Absolutely! Over 90 percent of recent college graduates with Humanities and Liberal Arts degrees are able to find the job that begins their career, according to a national report done by Georgetown’s Center on Education and the Workforce in 2015. That number is very similar to rates of employment for recent grads with degrees related to Mathematics or Computer Science.
What kind of job do you want? An English major opens up many doors. Employment opportunities for people with Bachelor’s degrees are very similar and many employers are more swayed by your work and internship experience than your major. That being said, large numbers of English majors find jobs in education or in management positions as well as in media, the arts, or in the legal field. You can see the kinds of jobs Georgetown English majors get in the Career Center’s yearly Post-Graduation Outcomes reports. Also, you can check out the English Major Alumni page to see what kinds of careers Georgetown English majors pursue.
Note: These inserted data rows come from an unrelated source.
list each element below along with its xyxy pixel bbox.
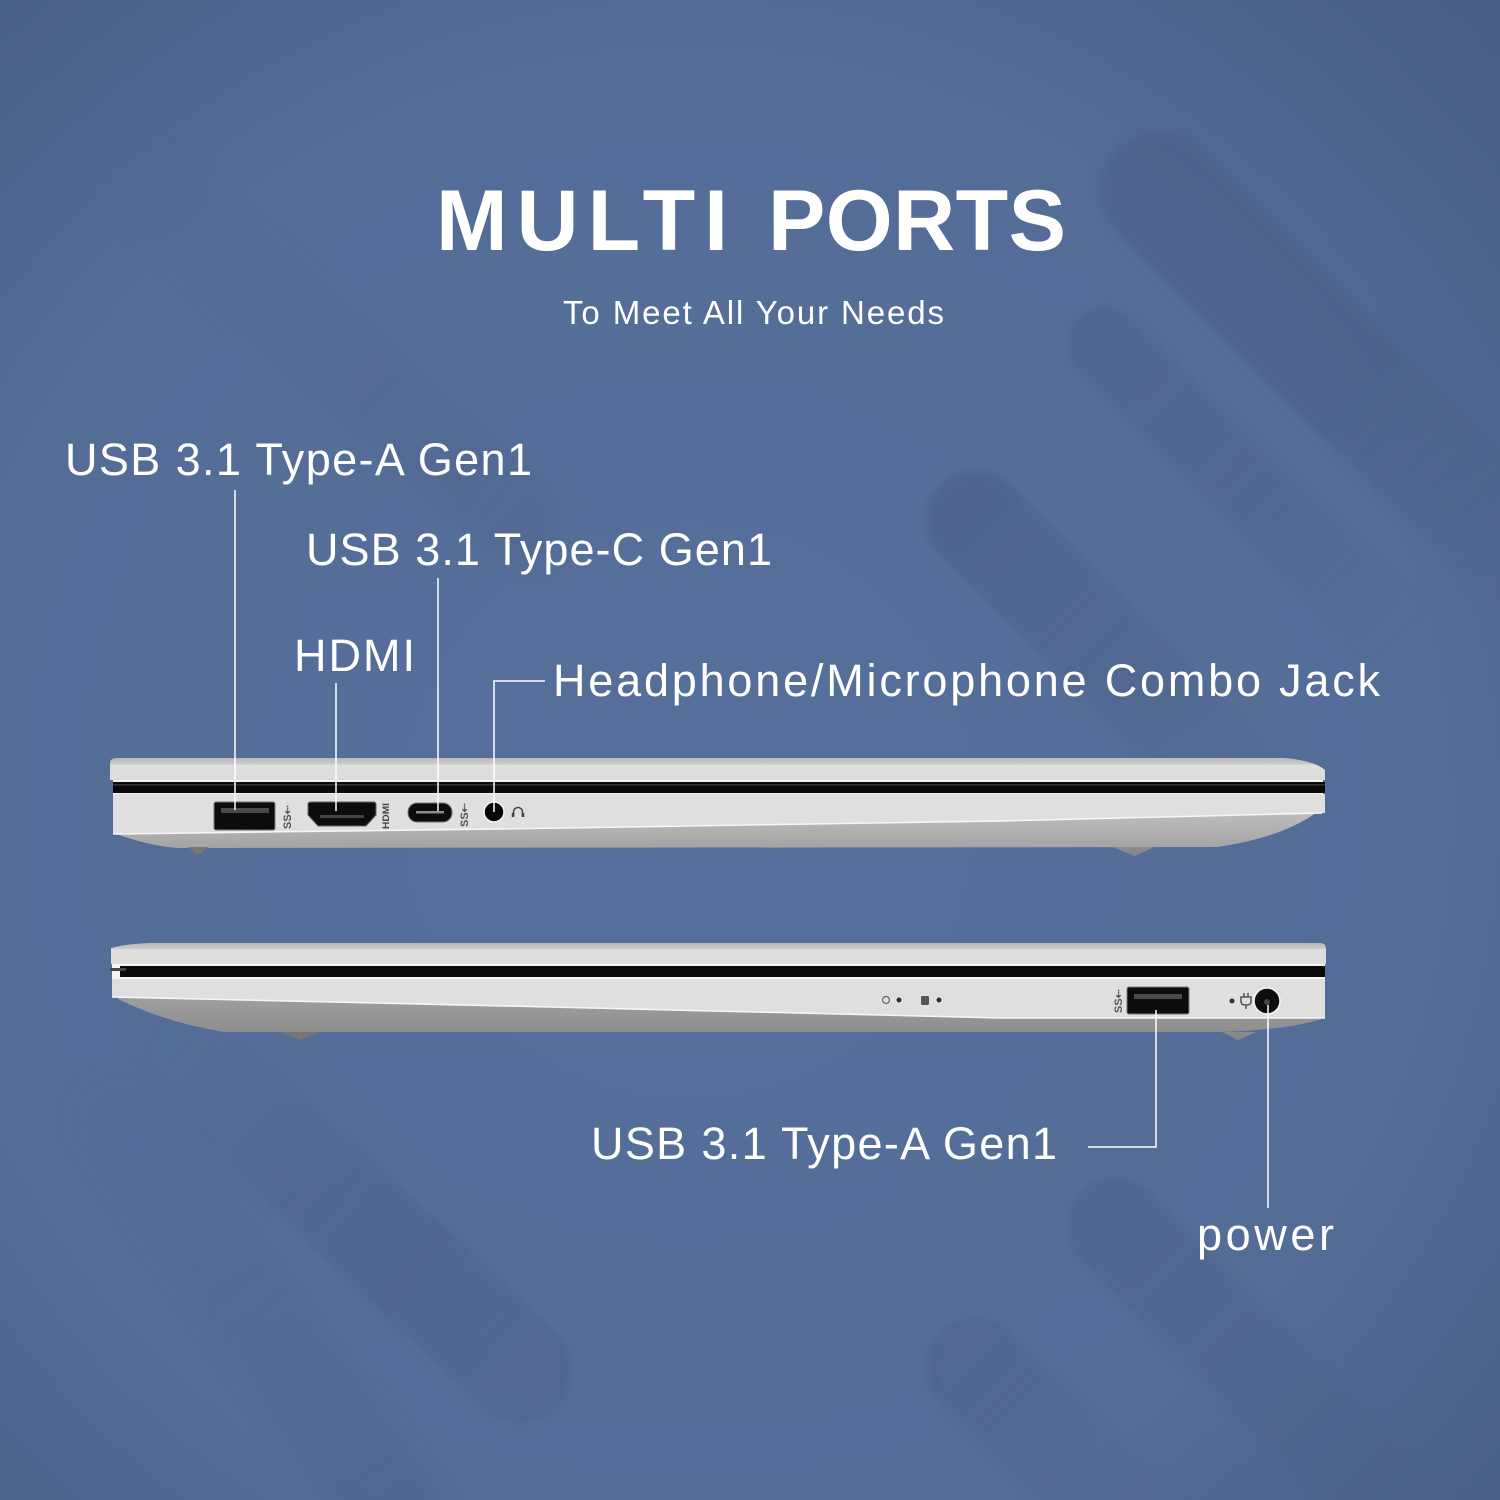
power jack <box>1254 988 1280 1014</box>
base top surface <box>113 794 1325 834</box>
label: USB-A, left side: USB 3.1 Type-A Gen1 <box>65 434 532 485</box>
base top surface <box>112 979 1325 1018</box>
label: headphone jack: Headphone/Microphone Combo Jack <box>553 655 1380 706</box>
base edge highlight <box>112 997 1325 1018</box>
USB-A port <box>1127 987 1189 1014</box>
leader lines <box>235 490 1268 1208</box>
SS icon: SS⇠ <box>1113 989 1125 1013</box>
lid, left side <box>110 758 1325 780</box>
laptop: right side view <box>110 943 1326 1040</box>
title <box>436 173 1066 269</box>
hinge gap <box>110 964 1325 979</box>
SS icon: SS⇠ <box>459 803 471 827</box>
label: USB-C: USB 3.1 Type-C Gen1 <box>306 524 772 575</box>
rubber foot left <box>188 847 209 855</box>
base underside <box>118 990 1325 1032</box>
label: power: power <box>1197 1209 1334 1260</box>
HDMI icon: HDMI <box>381 803 391 829</box>
base edge highlight <box>113 813 1322 834</box>
rubber foot right <box>1222 1032 1256 1040</box>
laptop: left side view <box>110 758 1325 856</box>
headphone icon <box>513 808 523 817</box>
subtitle: To Meet All Your Needs <box>563 294 944 331</box>
rubber foot right <box>1112 847 1154 856</box>
label: HDMI: HDMI <box>294 630 415 681</box>
USB-A port <box>214 802 275 830</box>
power and drive indicators <box>882 996 942 1005</box>
plug icon <box>1241 993 1251 1009</box>
title: PORTS <box>768 173 1066 269</box>
lid, right side <box>111 943 1326 964</box>
label: USB-A, right side: USB 3.1 Type-A Gen1 <box>591 1118 1057 1169</box>
HDMI port <box>308 802 376 826</box>
rubber foot left <box>280 1032 320 1040</box>
charge LED <box>1230 998 1234 1004</box>
base underside <box>116 813 1316 848</box>
SS icon: SS⇠ <box>282 805 294 829</box>
audio jack <box>484 802 504 822</box>
USB-C port <box>408 803 452 822</box>
title: MULTI <box>436 173 728 269</box>
hinge gap <box>113 780 1325 794</box>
Some big-time CEOs love hiring English majors. Employers are increasingly looking to hire people who have “soft skills,” which range from communication to being able to gather and synthesize diverse sources of information. English courses – especially the Senior Seminar – prioritize student-led discussion and long-term research papers, which give students opportunities to learn how to write, research and communicate more effectively. Keep in mind that many employers were English and humanities majors themselves!
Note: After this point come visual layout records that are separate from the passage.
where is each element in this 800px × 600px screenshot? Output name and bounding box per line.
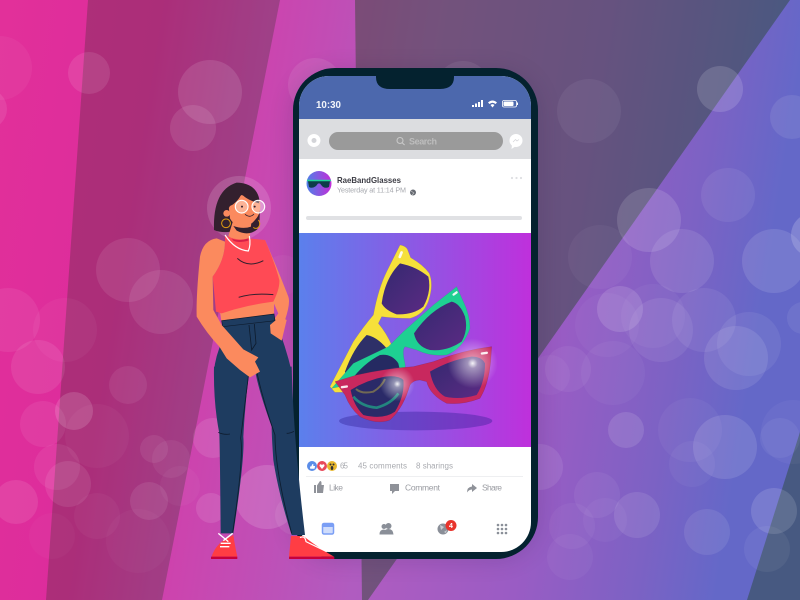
share button [467, 482, 502, 492]
more menu dots [511, 177, 522, 179]
left shoe [211, 533, 237, 559]
icon: globe [410, 190, 416, 196]
post author: RaeBandGlasses [337, 175, 401, 185]
lens glow right [448, 338, 498, 388]
like button: Like [329, 482, 343, 492]
lens glow left [380, 367, 415, 401]
post text placeholder [306, 216, 522, 220]
crop top [213, 235, 279, 313]
glasses [235, 200, 265, 213]
ear [223, 210, 230, 217]
right arm [265, 240, 289, 341]
sunglasses illustration [330, 245, 498, 430]
search pill: Search [409, 136, 437, 146]
dark wedge: bottom right [747, 432, 800, 600]
search bar background [299, 119, 531, 159]
hip hand [270, 317, 287, 341]
upper body [197, 183, 292, 377]
comments count: 45 comments [358, 462, 407, 470]
nav icon: globe with badge: 4 [449, 523, 453, 530]
nav icon: globe with badge [438, 520, 456, 534]
waistband [222, 314, 275, 327]
notch [376, 76, 454, 89]
midriff [220, 301, 274, 323]
search pill [329, 132, 503, 150]
hair [214, 183, 260, 233]
red sunglasses [335, 347, 492, 422]
right shoe [289, 536, 334, 559]
status icons [472, 100, 518, 108]
icon: camera [307, 134, 320, 147]
nav icon: feed [322, 524, 334, 534]
avatar [306, 171, 332, 196]
front arm and hand [197, 238, 260, 377]
comment button: Comment [405, 482, 441, 492]
post image background [299, 233, 531, 447]
fringe [226, 190, 259, 212]
phone body [293, 68, 538, 559]
reaction count: 65 [340, 462, 349, 470]
post time: Yesterday at 11:14 PM [337, 186, 406, 194]
phone shadow [293, 72, 538, 559]
status bar [299, 76, 531, 119]
nav icon: friends [380, 523, 394, 534]
legs and shoes [211, 367, 334, 559]
necklace [225, 235, 250, 251]
reaction icons [307, 461, 337, 471]
eyes and smile [241, 206, 256, 216]
screen background [299, 76, 531, 552]
icon: messenger [510, 134, 522, 149]
comment button [390, 482, 441, 494]
fly seam [249, 324, 256, 350]
status time: 10:30 [316, 99, 341, 111]
chin hair shadow [233, 223, 258, 233]
glasses shadow [339, 412, 492, 430]
dark wedge: top right [355, 0, 790, 600]
face [228, 195, 260, 226]
sharings count: 8 sharings [416, 462, 453, 470]
neck [228, 220, 252, 241]
jeans legs [214, 367, 305, 535]
like button [314, 481, 343, 493]
screen [299, 76, 531, 552]
jeans seams [218, 367, 294, 533]
dark band: left [46, 0, 280, 600]
nav icon: apps grid [497, 524, 507, 534]
woman character [197, 183, 334, 559]
phone [293, 68, 538, 559]
green sunglasses [332, 287, 470, 410]
yellow sunglasses [330, 245, 431, 392]
hips [214, 319, 292, 372]
earrings [222, 219, 260, 228]
share button: Share [482, 482, 502, 492]
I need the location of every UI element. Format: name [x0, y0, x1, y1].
There are reports showing that people with Liberal Arts degrees earn less at their first job than other majors, but those reports also show that this gap only exists at the very beginnings of a career. In fact, the gap closes significantly over time. Another important factor in earnings is where rather than what you study. Good news: graduates from Georgetown have the fourth-highest annual income of any university in the country.
“I’ve decided to declare as an English major. I know you’ve heard a lot about how English majors and liberal arts majors don’t get jobs or don’t make as much money as people with math or computer science or economics degrees, but that’s not exactly true. I can get a job – a job that I actually want – with my English degree, and I can spend my time in college studying a subject that gives me a sense of fulfillment and allows me to take amazing classes and actively engage with topics that matter to me. As an English major, I can better understand the world and my place in it, meet amazing people, and network with amazing professors.”